From then on, Flynn did exactly what John Bapst coach Gene Matthews suggested during the break between the first and second set: Get it back, hit it deep, play deliberately and patiently, and wear him down.
“The power wasn’t doing any good. I told him to back off on his serve and get more spin because Adams was blocking the ball back and getting it in play,” Matthews explained. “And on his returns, I told him to just get the ball back in play instead of going for winners and it seemed to make a huge difference.
“His mental game has improved a lot since last year, but today it was really big. To lose that first set like that and come all the way back is huge.”
Flynn won his first two matches 6-0, 6-4 over Lewiston’s Eric Hall and 6-3, 6-0 over Adam Levesque from Mount Ararat of Topsham.
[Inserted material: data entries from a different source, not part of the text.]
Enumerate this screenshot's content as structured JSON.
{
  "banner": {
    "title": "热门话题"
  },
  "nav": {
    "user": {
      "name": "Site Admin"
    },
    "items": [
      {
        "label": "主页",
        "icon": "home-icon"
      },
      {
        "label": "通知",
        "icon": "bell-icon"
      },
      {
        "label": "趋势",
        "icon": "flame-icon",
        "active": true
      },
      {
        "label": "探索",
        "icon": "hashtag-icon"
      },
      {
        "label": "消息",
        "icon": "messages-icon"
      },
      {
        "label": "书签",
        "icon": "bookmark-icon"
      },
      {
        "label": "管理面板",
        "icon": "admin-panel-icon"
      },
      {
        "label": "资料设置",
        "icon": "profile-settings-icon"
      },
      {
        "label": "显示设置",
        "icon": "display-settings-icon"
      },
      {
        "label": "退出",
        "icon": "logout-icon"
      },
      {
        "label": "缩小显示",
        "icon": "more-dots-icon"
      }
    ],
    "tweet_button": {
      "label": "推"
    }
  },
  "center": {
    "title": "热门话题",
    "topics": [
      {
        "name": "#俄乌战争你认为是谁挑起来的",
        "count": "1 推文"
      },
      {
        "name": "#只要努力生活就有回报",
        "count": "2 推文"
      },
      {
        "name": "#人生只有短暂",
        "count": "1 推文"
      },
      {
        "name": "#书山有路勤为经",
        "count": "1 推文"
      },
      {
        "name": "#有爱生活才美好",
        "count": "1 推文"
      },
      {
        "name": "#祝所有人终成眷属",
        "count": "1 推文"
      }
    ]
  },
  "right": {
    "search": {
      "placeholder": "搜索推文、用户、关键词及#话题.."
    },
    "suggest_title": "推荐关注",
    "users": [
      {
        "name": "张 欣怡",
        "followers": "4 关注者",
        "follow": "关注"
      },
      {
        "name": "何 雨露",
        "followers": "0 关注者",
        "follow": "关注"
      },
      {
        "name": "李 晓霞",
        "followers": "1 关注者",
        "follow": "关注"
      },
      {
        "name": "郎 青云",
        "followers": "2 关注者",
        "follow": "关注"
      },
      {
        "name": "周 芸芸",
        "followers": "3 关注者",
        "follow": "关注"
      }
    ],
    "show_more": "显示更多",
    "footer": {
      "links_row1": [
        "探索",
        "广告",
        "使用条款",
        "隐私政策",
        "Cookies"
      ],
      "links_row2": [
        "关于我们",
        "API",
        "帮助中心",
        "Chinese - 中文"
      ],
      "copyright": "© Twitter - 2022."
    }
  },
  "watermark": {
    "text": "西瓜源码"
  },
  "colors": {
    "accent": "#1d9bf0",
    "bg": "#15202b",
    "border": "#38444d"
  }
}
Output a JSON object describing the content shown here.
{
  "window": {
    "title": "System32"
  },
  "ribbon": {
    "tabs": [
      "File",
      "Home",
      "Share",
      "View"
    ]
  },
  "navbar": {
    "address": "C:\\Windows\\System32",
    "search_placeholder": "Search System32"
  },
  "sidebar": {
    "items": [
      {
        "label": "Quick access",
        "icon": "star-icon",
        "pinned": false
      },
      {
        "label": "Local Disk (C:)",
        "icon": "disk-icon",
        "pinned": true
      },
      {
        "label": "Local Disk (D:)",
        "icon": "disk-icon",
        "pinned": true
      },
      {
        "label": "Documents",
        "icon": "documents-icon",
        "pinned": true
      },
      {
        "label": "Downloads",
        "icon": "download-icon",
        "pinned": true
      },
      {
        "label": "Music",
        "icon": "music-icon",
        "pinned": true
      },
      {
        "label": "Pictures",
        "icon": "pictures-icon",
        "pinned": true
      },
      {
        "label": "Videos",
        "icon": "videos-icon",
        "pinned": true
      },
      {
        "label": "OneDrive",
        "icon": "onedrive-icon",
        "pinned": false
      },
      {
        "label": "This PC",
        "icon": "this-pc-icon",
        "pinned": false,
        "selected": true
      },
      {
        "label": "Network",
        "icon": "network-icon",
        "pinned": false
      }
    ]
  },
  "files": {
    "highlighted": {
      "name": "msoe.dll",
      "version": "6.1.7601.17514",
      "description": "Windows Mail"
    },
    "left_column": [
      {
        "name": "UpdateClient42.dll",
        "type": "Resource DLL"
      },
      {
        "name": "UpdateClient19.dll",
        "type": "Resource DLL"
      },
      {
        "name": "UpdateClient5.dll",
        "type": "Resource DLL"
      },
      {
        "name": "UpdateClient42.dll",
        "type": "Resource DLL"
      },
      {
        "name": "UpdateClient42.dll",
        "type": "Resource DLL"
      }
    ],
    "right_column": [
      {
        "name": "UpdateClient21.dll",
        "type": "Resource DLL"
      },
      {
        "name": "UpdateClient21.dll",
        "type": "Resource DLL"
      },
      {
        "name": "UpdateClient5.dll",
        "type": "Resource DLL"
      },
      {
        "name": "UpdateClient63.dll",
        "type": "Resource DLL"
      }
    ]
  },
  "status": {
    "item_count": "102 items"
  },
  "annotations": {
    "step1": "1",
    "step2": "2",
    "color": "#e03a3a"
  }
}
And if you’re wondering about the name Bob Tom, Flynn wants you to know he’s not from the deep south. There’s a story behind it:
“My dad is Thomas Flynn and my actual name is Thomas Everett Flynn Jr.,” he explained. “My sister when I was like 5 or 6 years old and in first grade tried to call me ‘Baby Tom’ but it kept coming out ‘Booby Tom,’ so my entire first grade class called me ‘Booby Tom.’ My mom found out about it and said ‘Well, let’s go with ‘Bob Tom’ instead and everybody started calling me that from then on.”
In the girls’ tournament, nobody from Eastern Maine cracked the top four, but Caribou juniors Jenna Selander and Laura Collins improved on last year’s effort and both reached the Round of 16.
“I made it to the Round of 16 last year, so I was really happy to get into the final eight, and Laura getting into the Round of 16 was big, too,” Selander said. “We push each other a lot in practice.”
Selander said advancing another round and playing someone like Kump, despite losing 6-4, 6-4, will help her both in team and singles play.
“She had a lot of stamina and she did line shots really well, moving back and forth. She was also really good at the net, so it’s tough to get games off all-around, really good players like that,” Selander said. “Moving her around as much as I could and getting my first serves in was pretty much the best I could do against her.
“It’s great to play players like that because it forces you to learn to do other things well to compete with them.”
Eighth-seeded Selander knocked off Sarah Jordan from North Yarmouth Academy 6-2, 6-4 and No. 9 seed Hannah Potter of Yarmouth 6-2, 6-0 to reach the quarterfinal round. Collins beat Blaire Burney from Cony of Augusta 6-4, 6-2 before losing to Mandzhukova 6-1, 6-1.